The east-west orientation of the passages at Knowth suggests astronomical alignment with the equinoxes. The alignment at Knowth does not occur today. This is due to a number of factors. First of all, the passages were discovered by later settlers and were, to some extent, destroyed or incorporated into souterrains. In this way the original entrances to the passages were distorted or destroyed, making it difficult to establish if an alignment ever existed. Further, the recent excavations (1962 onwards) under George Eogan resulted in the erection of a concrete slab wall inside the mounds west entrance, restricting any investigation into the possible alignments. It seems likely that the passages were intended to align. Also, the alignments of ancient monuments can change due to Milankovitch cycles.
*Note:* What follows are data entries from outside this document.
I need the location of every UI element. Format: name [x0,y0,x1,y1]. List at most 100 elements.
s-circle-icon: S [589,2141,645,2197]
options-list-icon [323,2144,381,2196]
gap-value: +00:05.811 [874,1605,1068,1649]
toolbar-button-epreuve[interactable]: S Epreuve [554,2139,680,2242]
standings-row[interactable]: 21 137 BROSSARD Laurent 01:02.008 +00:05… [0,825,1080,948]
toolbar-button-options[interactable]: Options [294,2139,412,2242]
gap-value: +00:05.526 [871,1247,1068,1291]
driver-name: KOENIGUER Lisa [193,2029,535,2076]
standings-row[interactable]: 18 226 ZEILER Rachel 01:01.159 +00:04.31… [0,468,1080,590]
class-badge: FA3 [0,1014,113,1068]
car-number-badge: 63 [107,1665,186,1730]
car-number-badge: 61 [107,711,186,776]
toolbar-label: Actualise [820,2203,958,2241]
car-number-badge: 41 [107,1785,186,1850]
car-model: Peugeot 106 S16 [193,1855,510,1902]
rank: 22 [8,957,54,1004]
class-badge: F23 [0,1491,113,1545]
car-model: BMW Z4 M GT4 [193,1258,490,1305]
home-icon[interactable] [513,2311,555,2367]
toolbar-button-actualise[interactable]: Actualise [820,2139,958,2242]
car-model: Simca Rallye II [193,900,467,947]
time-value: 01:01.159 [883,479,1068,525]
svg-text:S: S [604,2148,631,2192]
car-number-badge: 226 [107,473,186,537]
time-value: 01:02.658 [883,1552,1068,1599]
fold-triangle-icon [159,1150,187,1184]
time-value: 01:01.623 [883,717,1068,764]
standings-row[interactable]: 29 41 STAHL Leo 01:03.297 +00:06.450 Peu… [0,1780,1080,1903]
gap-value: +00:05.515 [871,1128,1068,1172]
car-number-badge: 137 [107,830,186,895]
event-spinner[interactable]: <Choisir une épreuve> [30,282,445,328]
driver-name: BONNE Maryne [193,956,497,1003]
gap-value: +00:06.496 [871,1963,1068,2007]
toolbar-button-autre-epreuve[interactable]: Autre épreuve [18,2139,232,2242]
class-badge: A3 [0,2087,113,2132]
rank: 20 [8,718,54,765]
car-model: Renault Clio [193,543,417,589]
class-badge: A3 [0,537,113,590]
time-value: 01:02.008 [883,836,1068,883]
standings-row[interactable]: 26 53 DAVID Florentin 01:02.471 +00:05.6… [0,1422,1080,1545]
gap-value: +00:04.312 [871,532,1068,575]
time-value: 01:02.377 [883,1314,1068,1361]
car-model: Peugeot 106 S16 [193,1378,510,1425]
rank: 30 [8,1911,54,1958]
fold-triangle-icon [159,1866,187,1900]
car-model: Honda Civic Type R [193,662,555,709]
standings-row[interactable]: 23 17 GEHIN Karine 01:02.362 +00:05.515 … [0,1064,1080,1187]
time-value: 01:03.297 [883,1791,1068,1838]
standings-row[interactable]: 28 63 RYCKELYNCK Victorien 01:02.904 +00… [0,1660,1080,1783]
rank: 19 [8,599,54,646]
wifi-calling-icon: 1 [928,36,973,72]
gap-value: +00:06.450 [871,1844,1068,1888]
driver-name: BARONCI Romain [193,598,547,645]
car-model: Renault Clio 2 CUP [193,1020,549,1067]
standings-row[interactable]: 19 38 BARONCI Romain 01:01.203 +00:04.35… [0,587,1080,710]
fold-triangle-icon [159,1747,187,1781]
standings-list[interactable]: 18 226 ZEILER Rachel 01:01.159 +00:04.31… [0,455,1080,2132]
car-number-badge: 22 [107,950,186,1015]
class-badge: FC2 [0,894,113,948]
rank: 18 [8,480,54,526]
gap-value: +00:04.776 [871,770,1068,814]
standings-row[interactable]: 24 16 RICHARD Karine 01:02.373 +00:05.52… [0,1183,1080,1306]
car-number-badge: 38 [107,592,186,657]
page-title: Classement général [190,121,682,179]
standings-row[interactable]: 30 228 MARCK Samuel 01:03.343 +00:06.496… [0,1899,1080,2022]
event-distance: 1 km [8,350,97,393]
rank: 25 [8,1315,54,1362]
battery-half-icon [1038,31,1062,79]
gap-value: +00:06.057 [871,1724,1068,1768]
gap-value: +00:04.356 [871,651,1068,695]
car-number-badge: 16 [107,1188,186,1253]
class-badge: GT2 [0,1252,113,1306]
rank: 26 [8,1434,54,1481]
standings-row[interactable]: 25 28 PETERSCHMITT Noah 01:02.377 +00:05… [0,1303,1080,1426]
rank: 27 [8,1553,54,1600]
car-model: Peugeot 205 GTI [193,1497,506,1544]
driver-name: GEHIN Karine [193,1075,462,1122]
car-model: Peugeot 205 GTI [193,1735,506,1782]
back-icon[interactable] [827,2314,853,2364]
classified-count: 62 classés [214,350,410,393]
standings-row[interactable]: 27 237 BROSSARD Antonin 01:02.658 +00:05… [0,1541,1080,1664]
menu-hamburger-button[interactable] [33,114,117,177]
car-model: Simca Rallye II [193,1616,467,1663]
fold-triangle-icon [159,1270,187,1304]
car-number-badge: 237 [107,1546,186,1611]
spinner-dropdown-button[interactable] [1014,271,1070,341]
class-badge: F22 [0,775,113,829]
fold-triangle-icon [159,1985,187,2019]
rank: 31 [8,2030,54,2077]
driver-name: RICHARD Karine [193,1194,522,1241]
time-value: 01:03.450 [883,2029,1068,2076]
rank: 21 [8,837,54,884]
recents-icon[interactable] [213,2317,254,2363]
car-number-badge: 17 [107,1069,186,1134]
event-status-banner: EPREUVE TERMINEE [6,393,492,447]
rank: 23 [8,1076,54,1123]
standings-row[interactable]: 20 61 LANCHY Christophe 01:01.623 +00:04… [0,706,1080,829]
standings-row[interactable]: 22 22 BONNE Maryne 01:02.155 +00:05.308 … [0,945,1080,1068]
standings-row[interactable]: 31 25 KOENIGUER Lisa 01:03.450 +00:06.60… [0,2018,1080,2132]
A brief excavation of the site was carried out in 1941 by Macallister. However, major full-scale excavations began on the site in 1962 and were undertaken by George Eogan of University College Dublin. When his excavations began, very little was known about the full extent of the site. The entrances to the western and eastern passages were discovered in 1967 and 1968 respectively, and, slowly, the layers of activity at the site of Knowth were uncovered. The excavation has produced numerous books and reports on the findings. The archaeological excavation of Knowth East ended any chance of research on alignments when George Eogan erected a concrete wall across the east-passage entrance. The most extensive research on alignments and astronomy at Knowth was carried out by American-Irish researcher Martin Brennan.
Access is by guided tour only. Tours begin at the Brú na Bóinne Visitor Centre in Donore. Visitors can look down the eastern passage and visit the nearby modern interpretive room.